Needless to say, he faces numerous hurdles and even survives attempts on his life as he navigates his Super 30 through the murky world of the coaching class Mafia, unscrupulous politicians, smug, entitled kids, poverty and hunger.

Also needless to say, heroism and goodness prevail and the underdog wins the day and the battle in a highly dramatic climax. Very stirring,emotional stuff.

By the end I was wondering why on earth all this drama was needed to pad up the story of a real-life hero whose life was so eventful and ‘filmi’ just the way it was. It also made me even more curious about the real Anand Kumar. So naturally I came home and checked out his Wikipedia page to begin with. The page mirrored all that was shown in the film so accurately that it got me thinking about the chicken and the egg. There were other sites that pretty much repeated what the film had shown. I then went to YouTube to look for the documentary that Discovery Channel had made on his life. No luck. There was a talk he’d given on INK Talks (desi version of Ted Talks) but that was just him reading from a paper in strongly accented English about a student of his. I didn’t bother to listen to the end.
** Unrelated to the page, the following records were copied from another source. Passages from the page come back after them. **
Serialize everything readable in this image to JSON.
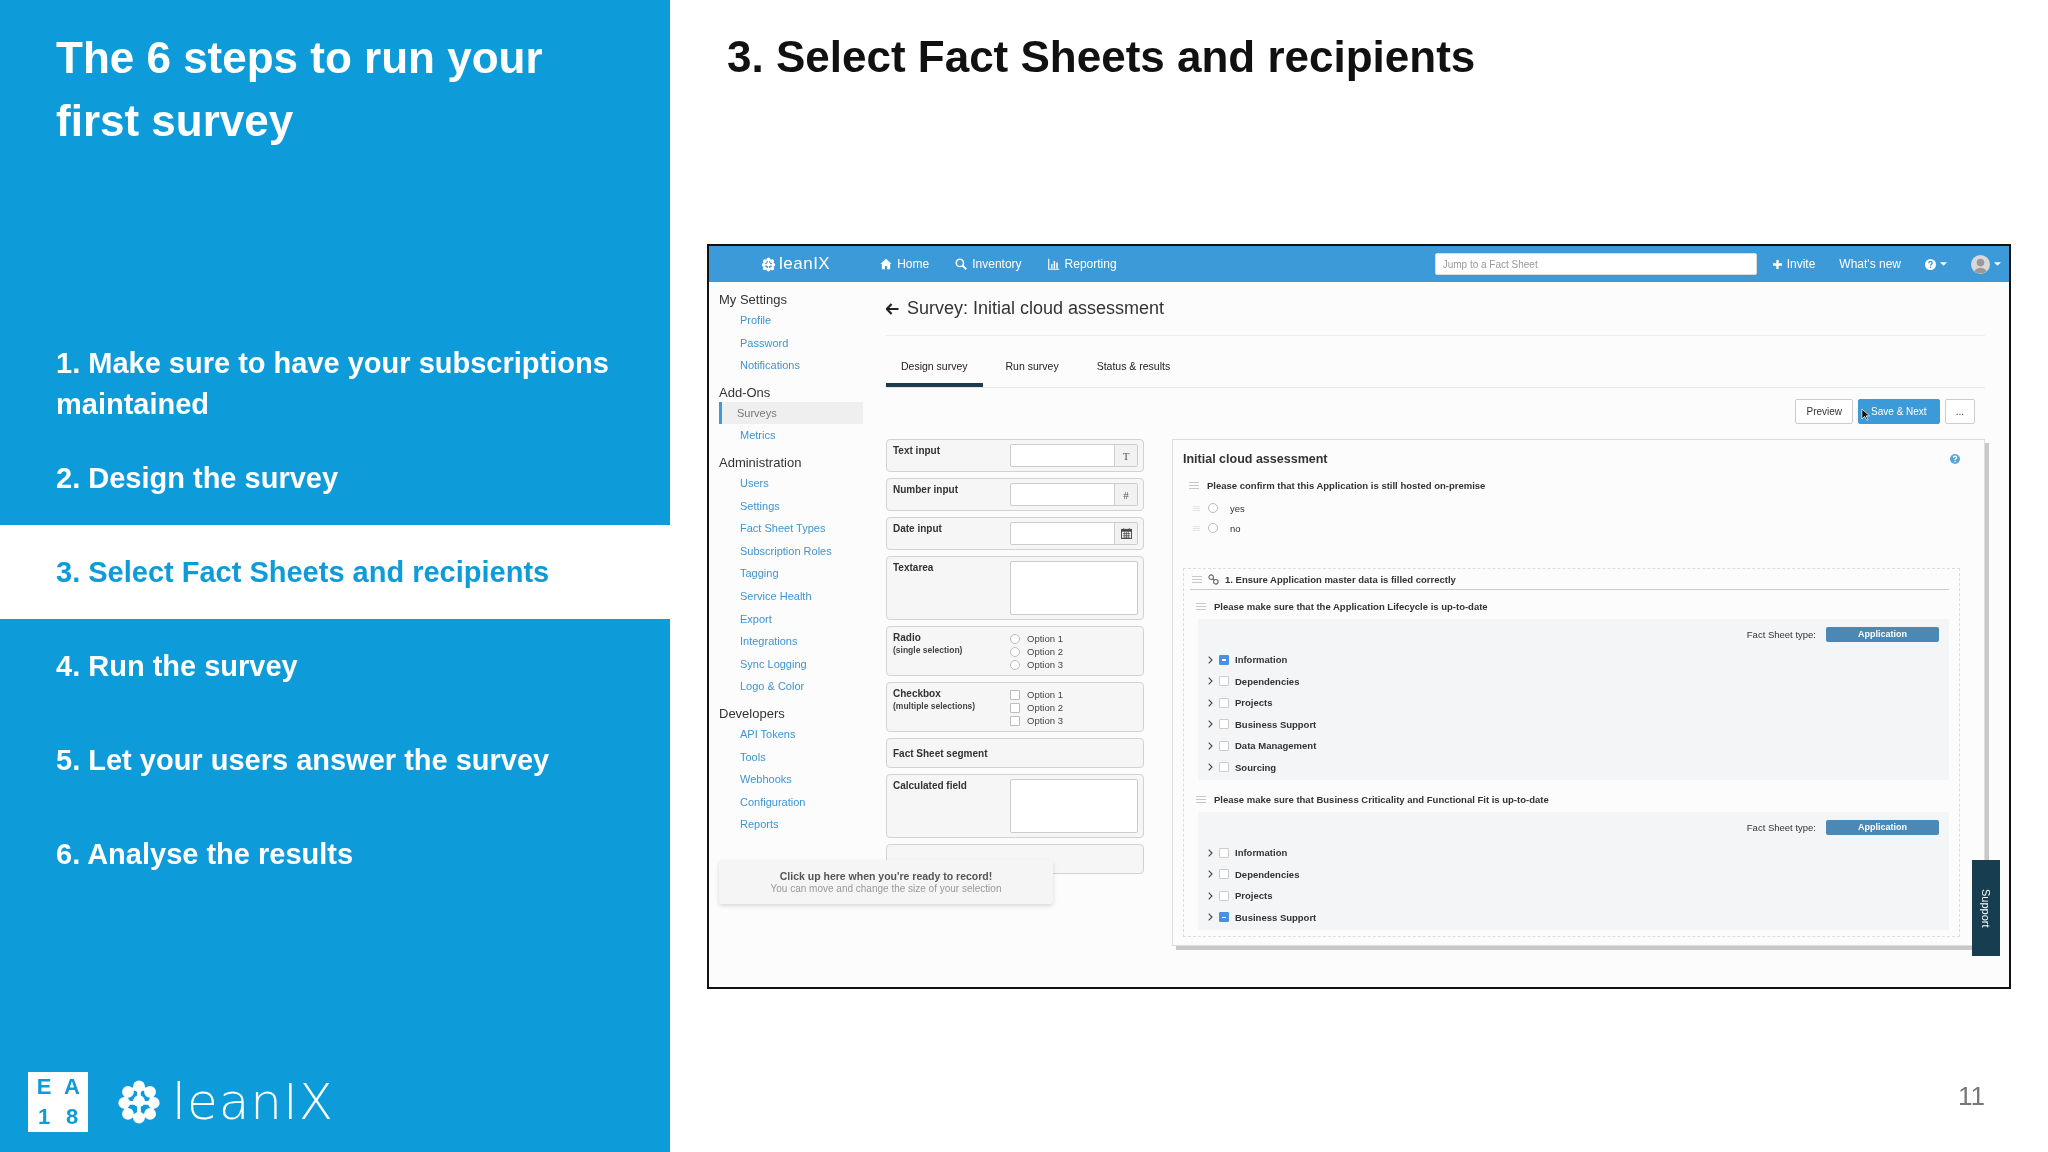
{
  "slide": {
    "title": "The 6 steps to run your first survey",
    "steps": [
      {
        "label": "1. Make sure to have your subscriptions maintained",
        "selected": false
      },
      {
        "label": "2. Design the survey",
        "selected": false
      },
      {
        "label": "3. Select Fact Sheets and recipients",
        "selected": true
      },
      {
        "label": "4. Run the survey",
        "selected": false
      },
      {
        "label": "5. Let your users answer the survey",
        "selected": false
      },
      {
        "label": "6. Analyse the results",
        "selected": false
      }
    ],
    "event_logo": [
      "E",
      "A",
      "1",
      "8"
    ],
    "brand": "leanIX"
  },
  "heading": "3. Select Fact Sheets and recipients",
  "page_number": "11",
  "app": {
    "navbar": {
      "brand": "leanIX",
      "links": [
        {
          "kind": "home",
          "label": "Home"
        },
        {
          "kind": "search",
          "label": "Inventory"
        },
        {
          "kind": "chart",
          "label": "Reporting"
        }
      ],
      "search": {
        "placeholder": "Jump to a Fact Sheet"
      },
      "invite": "Invite",
      "whats_new": "What's new"
    },
    "sidebar": [
      {
        "title": "My Settings",
        "items": [
          {
            "label": "Profile",
            "selected": false
          },
          {
            "label": "Password",
            "selected": false
          },
          {
            "label": "Notifications",
            "selected": false
          }
        ]
      },
      {
        "title": "Add-Ons",
        "items": [
          {
            "label": "Surveys",
            "selected": true
          },
          {
            "label": "Metrics",
            "selected": false
          }
        ]
      },
      {
        "title": "Administration",
        "items": [
          {
            "label": "Users",
            "selected": false
          },
          {
            "label": "Settings",
            "selected": false
          },
          {
            "label": "Fact Sheet Types",
            "selected": false
          },
          {
            "label": "Subscription Roles",
            "selected": false
          },
          {
            "label": "Tagging",
            "selected": false
          },
          {
            "label": "Service Health",
            "selected": false
          },
          {
            "label": "Export",
            "selected": false
          },
          {
            "label": "Integrations",
            "selected": false
          },
          {
            "label": "Sync Logging",
            "selected": false
          },
          {
            "label": "Logo & Color",
            "selected": false
          }
        ]
      },
      {
        "title": "Developers",
        "items": [
          {
            "label": "API Tokens",
            "selected": false
          },
          {
            "label": "Tools",
            "selected": false
          },
          {
            "label": "Webhooks",
            "selected": false
          },
          {
            "label": "Configuration",
            "selected": false
          },
          {
            "label": "Reports",
            "selected": false
          }
        ]
      }
    ],
    "page_title": "Survey: Initial cloud assessment",
    "tabs": [
      {
        "label": "Design survey",
        "selected": true
      },
      {
        "label": "Run survey",
        "selected": false
      },
      {
        "label": "Status & results",
        "selected": false
      }
    ],
    "buttons": [
      {
        "label": "Preview",
        "kind": "default"
      },
      {
        "label": "Save & Next",
        "kind": "primary"
      },
      {
        "label": "...",
        "kind": "default"
      }
    ],
    "palette": [
      {
        "kind": "input",
        "label": "Text input",
        "addon": "T"
      },
      {
        "kind": "input",
        "label": "Number input",
        "addon": "#"
      },
      {
        "kind": "date",
        "label": "Date input"
      },
      {
        "kind": "textarea",
        "label": "Textarea"
      },
      {
        "kind": "radio",
        "label": "Radio",
        "note": "(single selection)",
        "options": [
          {
            "label": "Option 1",
            "checked": false
          },
          {
            "label": "Option 2",
            "checked": false
          },
          {
            "label": "Option 3",
            "checked": false
          }
        ]
      },
      {
        "kind": "checkbox",
        "label": "Checkbox",
        "note": "(multiple selections)",
        "options": [
          {
            "label": "Option 1",
            "checked": false
          },
          {
            "label": "Option 2",
            "checked": false
          },
          {
            "label": "Option 3",
            "checked": false
          }
        ]
      },
      {
        "kind": "segment",
        "label": "Fact Sheet segment"
      },
      {
        "kind": "textarea",
        "label": "Calculated field"
      },
      {
        "kind": "group"
      }
    ],
    "toast": {
      "title": "Click up here when you're ready to record!",
      "text": "You can move and change the size of your selection"
    },
    "survey": {
      "title": "Initial cloud assessment",
      "questions": [
        {
          "kind": "choice",
          "text": "Please confirm that this Application is still hosted on-premise",
          "options": [
            {
              "label": "yes",
              "selected": false
            },
            {
              "label": "no",
              "selected": false
            }
          ]
        },
        {
          "kind": "group",
          "title": "1. Ensure Application master data is filled correctly",
          "questions": [
            {
              "kind": "tree",
              "text": "Please make sure that the Application Lifecycle is up-to-date",
              "type_label": "Fact Sheet type:",
              "type": "Application",
              "items": [
                {
                  "label": "Information",
                  "checked": true
                },
                {
                  "label": "Dependencies",
                  "checked": false
                },
                {
                  "label": "Projects",
                  "checked": false
                },
                {
                  "label": "Business Support",
                  "checked": false
                },
                {
                  "label": "Data Management",
                  "checked": false
                },
                {
                  "label": "Sourcing",
                  "checked": false
                }
              ]
            },
            {
              "kind": "tree",
              "text": "Please make sure that Business Criticality and Functional Fit is up-to-date",
              "type_label": "Fact Sheet type:",
              "type": "Application",
              "items": [
                {
                  "label": "Information",
                  "checked": false
                },
                {
                  "label": "Dependencies",
                  "checked": false
                },
                {
                  "label": "Projects",
                  "checked": false
                },
                {
                  "label": "Business Support",
                  "checked": true
                }
              ]
            }
          ]
        }
      ]
    },
    "support": "Support"
  }
}
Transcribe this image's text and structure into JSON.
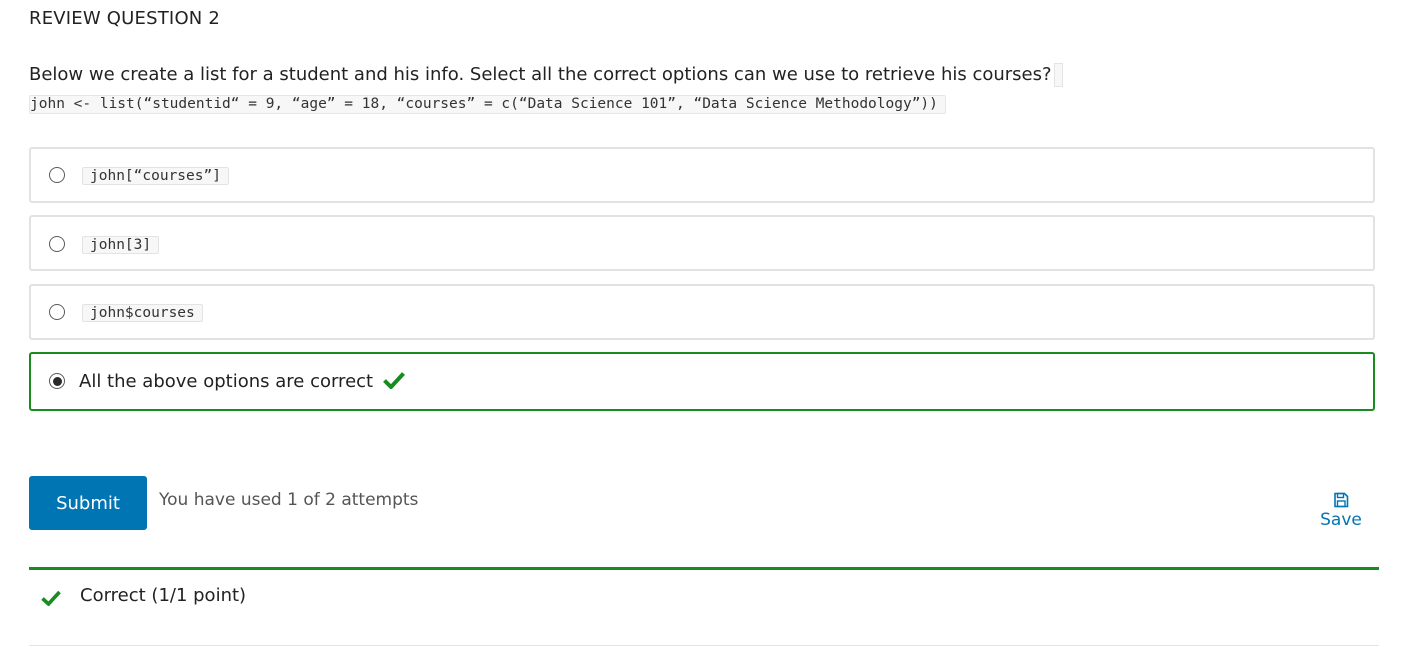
{
  "problem": {
    "title": "REVIEW QUESTION 2",
    "prompt": "Below we create a list for a student and his info. Select all the correct options can we use to retrieve his courses?",
    "code": "john <- list(“studentid“ = 9, “age” = 18, “courses” = c(“Data Science 101”, “Data Science Methodology”))"
  },
  "options": [
    {
      "label": "john[“courses”]",
      "is_code": true,
      "selected": false
    },
    {
      "label": "john[3]",
      "is_code": true,
      "selected": false
    },
    {
      "label": "john$courses",
      "is_code": true,
      "selected": false
    },
    {
      "label": "All the above options are correct",
      "is_code": false,
      "selected": true,
      "status_icon": "check-icon"
    }
  ],
  "actions": {
    "submit_label": "Submit",
    "attempts_text": "You have used 1 of 2 attempts",
    "save_label": "Save",
    "save_icon": "save-icon"
  },
  "feedback": {
    "icon": "check-icon",
    "text": "Correct (1/1 point)"
  },
  "colors": {
    "accent": "#0075b4",
    "correct": "#178c1f",
    "border": "#e2e2e2"
  }
}
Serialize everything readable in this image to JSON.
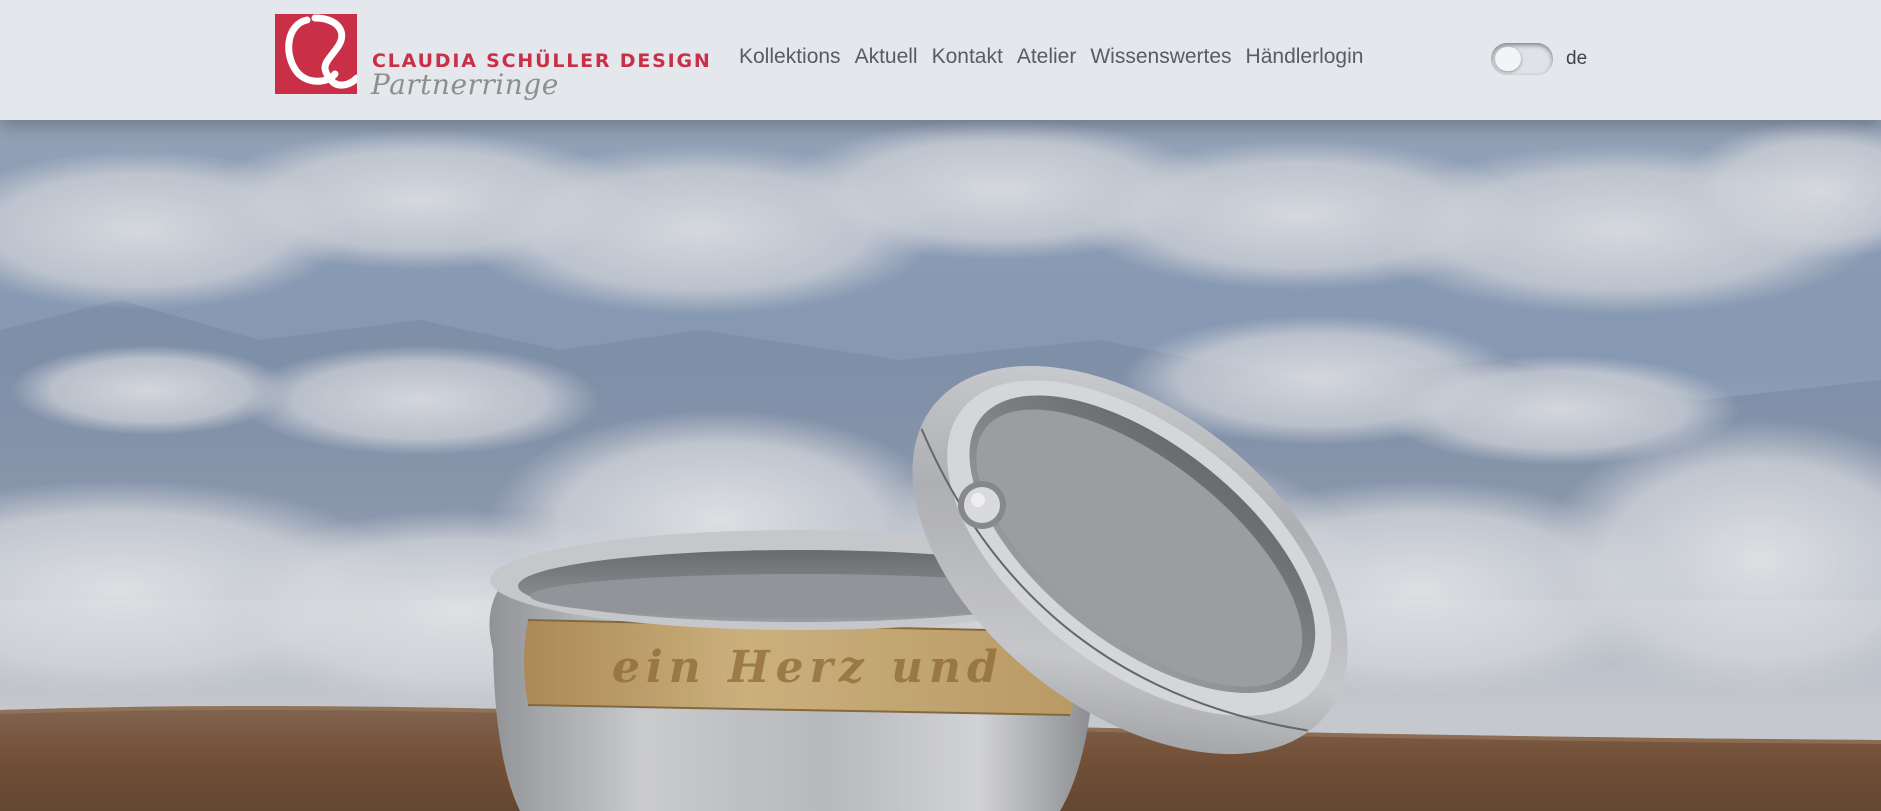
{
  "brand": {
    "name": "CLAUDIA SCHÜLLER DESIGN",
    "subtitle": "Partnerringe",
    "logo_color": "#c93048"
  },
  "nav": {
    "items": [
      {
        "label": "Kollektions"
      },
      {
        "label": "Aktuell"
      },
      {
        "label": "Kontakt"
      },
      {
        "label": "Atelier"
      },
      {
        "label": "Wissenswertes"
      },
      {
        "label": "Händlerlogin"
      }
    ]
  },
  "language": {
    "current": "de",
    "toggle_icon": "toggle-switch"
  },
  "hero": {
    "engraving": "ein Herz und",
    "colors": {
      "sky": "#93a5bf",
      "cloud": "#e6e8ec",
      "ground": "#7a5a40",
      "silver": "#c9cbcd",
      "gold": "#c9a86a"
    }
  }
}
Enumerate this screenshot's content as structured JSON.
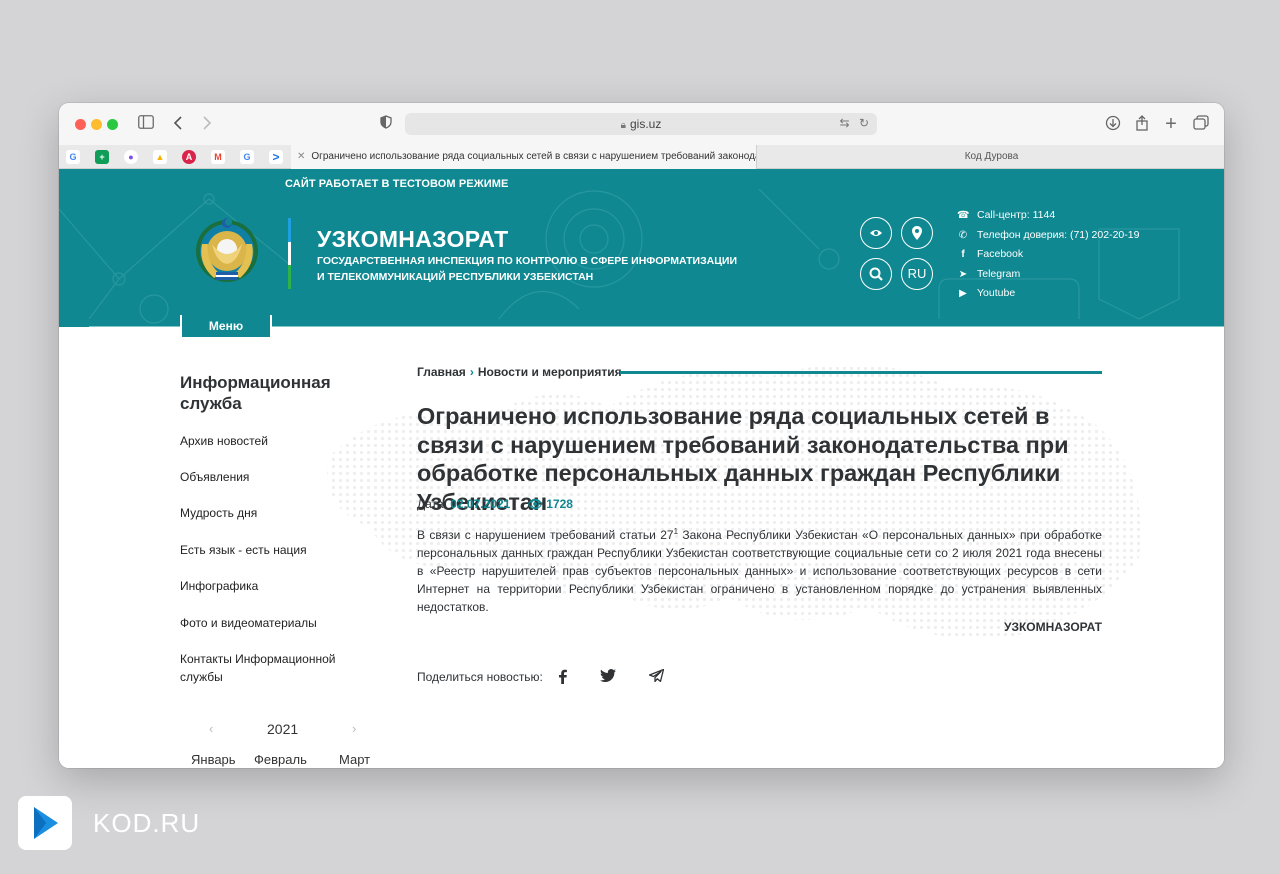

Then I came across an interview he’d given to BBC Hindi, a few weeks prior to the release of Super 30. Jackpot! Our hero speaks fluently in a robust ‘Bihari’ accent (A-doo-kay-sann, to quote but one example) which is so much more real than the one Hrithik Roshan tries valiantly to acquire. His accent stays pretty much on track but there are times when it either slips up or is overdone. In short, the effort shows. Not so with Anand Kumar, who is belligerent, earnest, passionately vocal and also slightly boastful about what he is doing. He deftly fields awkward questions (about rigging the system, concealing marks, names and fees) and counters accusations with bravado and also a sense of injury. A quick mention about the interviewer who firmly but pleasantly keeps the conversation on track by not allowing him to bluster his way out of difficult queries. The interview ends with Anand Kumar declaring that he is not concerned about what people accuse him off, his aim in life is to help under-privileged kids crack the IIT-JEE and that’s what he will carry on doing.

Move over, Hrithik Roshan, there’s a real hero in town. He’s not noble, pure and he doesn’t wear a halo of heroic deeds. But he’s real. He exists. And that’s what matters.